La Anunciación del Ángel Gabriel a María


 

De generación en generación sigue vivo el asombro ante este misterio inefable. San Agustín, imaginando que se dirigía al Ángel de la Anunciación, pregunta: “Dime, Oh Ángel, ¿por qué ha sucedido esto en María?”. El Ángel, “entrando en su presencia” no la llama por su nombre terreno, sino por su nombre divino, tal como Dios la ve: “Llena de gracia”, gratia plena, kejaritomene, y la gracia no es más que el amor de Dios. María es “la amada” de Dios (cfr. Lc 1,28).
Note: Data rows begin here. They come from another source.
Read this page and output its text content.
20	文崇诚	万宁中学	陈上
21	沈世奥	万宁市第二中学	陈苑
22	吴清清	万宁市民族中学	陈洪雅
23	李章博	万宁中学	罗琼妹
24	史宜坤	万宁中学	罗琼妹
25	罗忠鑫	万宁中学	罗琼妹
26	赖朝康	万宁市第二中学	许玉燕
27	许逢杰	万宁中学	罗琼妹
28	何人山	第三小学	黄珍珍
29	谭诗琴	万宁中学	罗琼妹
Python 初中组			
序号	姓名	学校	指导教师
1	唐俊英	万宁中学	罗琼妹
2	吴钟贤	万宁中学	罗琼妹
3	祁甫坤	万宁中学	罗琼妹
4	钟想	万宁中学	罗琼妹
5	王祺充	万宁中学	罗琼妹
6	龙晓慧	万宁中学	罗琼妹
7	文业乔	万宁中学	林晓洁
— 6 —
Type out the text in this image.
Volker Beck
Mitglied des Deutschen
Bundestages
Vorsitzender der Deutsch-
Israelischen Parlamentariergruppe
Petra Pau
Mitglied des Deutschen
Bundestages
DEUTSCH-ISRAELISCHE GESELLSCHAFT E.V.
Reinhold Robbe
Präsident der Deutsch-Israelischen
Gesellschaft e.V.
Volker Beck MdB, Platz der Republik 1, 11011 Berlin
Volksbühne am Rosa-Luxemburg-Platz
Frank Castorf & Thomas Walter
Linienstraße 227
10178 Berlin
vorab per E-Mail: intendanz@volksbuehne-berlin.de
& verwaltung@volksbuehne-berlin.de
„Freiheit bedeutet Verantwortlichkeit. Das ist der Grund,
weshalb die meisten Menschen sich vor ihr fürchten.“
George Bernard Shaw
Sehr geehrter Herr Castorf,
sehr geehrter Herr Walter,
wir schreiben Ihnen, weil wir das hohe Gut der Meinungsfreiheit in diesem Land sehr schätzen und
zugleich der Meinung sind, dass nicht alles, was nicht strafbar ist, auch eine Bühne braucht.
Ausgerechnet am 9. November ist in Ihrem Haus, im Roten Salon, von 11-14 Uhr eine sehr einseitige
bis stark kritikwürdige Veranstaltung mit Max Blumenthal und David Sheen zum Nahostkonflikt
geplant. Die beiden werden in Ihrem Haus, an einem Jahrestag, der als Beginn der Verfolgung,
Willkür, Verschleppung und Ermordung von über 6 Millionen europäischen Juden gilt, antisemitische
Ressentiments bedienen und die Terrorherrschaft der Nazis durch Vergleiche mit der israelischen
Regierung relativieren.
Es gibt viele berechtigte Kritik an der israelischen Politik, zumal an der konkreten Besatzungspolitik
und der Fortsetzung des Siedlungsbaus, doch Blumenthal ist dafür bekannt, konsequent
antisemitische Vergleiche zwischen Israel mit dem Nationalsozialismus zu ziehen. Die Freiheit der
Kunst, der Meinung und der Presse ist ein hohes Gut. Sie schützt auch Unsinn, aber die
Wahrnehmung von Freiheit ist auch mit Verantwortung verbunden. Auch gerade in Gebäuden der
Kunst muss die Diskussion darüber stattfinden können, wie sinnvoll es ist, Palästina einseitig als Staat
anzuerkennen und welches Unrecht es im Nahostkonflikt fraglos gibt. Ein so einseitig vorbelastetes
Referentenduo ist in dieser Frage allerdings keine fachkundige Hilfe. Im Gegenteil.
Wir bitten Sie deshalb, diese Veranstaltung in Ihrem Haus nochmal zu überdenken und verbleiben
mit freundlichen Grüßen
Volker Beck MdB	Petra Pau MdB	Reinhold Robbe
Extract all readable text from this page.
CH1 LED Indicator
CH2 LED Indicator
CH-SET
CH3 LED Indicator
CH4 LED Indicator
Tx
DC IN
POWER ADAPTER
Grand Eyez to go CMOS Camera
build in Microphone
Orígenes observa que semejante título jamás se dio a un ser humano en la Escritura (cfr. In Lucam, 6,7). Ese título implica su libre consentimiento, ya que acoge con disponibilidad personal el amor de Dios. Todo en la Iglesia se remonta a este misterio de acogida del Verbo divino, “donde, por obra del Espíritu Santo se selló, de modo perfecto, la alianza entre Dios y la humanidad” (Benedicto XVI, 25 III 2006).

María ha esperado de un modo único la realización de las promesas de Dios. El saludo del Ángel a María es una invitación a la alegría, es un saludo que marca el inicio del Evangelio, de la Buena Nueva. ¿Por qué se invita a María a alegrarse? Porque “el Señor está contigo”. Para comprender bien el sentido de esta expresión tenemos que recurrir al profeta Sofonías que escribe: “Alégrate, hija de Sión… el Señor, el Rey de Israel, está en medio de ti… el Señor, tu Dios está en medio de ti, valiente y salvador” (3, 14-17). En el diálogo entre el Ángel y María se realiza esta promesa. En ella establece su morada el Dios viviente.

En el saludo del Ángel se llama a María “llena de gracia”; en griego el término gracia, charis, tiene la misma raíz lingüística que la palabra “alegría”. En esta expresión se clarifica ulteriormente la fuente de la alegría de María, la alegría proviene de la gracia, de la comunión con Dios, de tener una conexión vital con Él, de ser morada del Espíritu Santo. María está en actitud de escucha, atenta a captar los signos de Dios en el camino de su pueblo; está inserta en una historia de fe y de esperanza en las promesas de Dios, que constituyen la razón de su existencia.

La relación del ser humano con Dios no cancela la distancia entre Creador y criatura, no elimina las profundidades de la sabiduría de Dios. La fe incluye el elemento de la oscuridad, quien está abierto a Dios llega a aceptar el querer divino, incluso si es misterioso o si no corresponde al propio querer. El camino de fe de Abraham comprende el momento de alegría por el don del hijo Isaac, pero también el momento de oscuridad cuando sabe que debe sacrificarlo; luego, en el Monte Moriah Dios le ordenó que no le hiciera daño. Así es para María, la alegría de la Anunciación pasa después por la oscuridad de la Crucifixión de su Hijo, para poder llegar a la luz de la Resurrección (cfr. Benedicto XVI, Audiencia 19 XII 2012).

No es distinto el camino de fe de cada uno de nosotros. En nuestro camino encontramos momentos de luz, pero también otros momentos de oscuridad en los que Dios parece ausente, pesa en nuestro corazón su silencio y su voluntad no corresponde a la nuestra. Pero cuanto más nos abrimos a Dios, acogemos el don de la fe, y ponemos en Él nuestra confianza, tanto más Él nos hace capaces de vivir cada situación de la vida, en la certeza de su fidelidad y de su amor. Esto implica salir de uno mismo y de los propios proyectos para dejarse iluminar por la Palabra de Dios.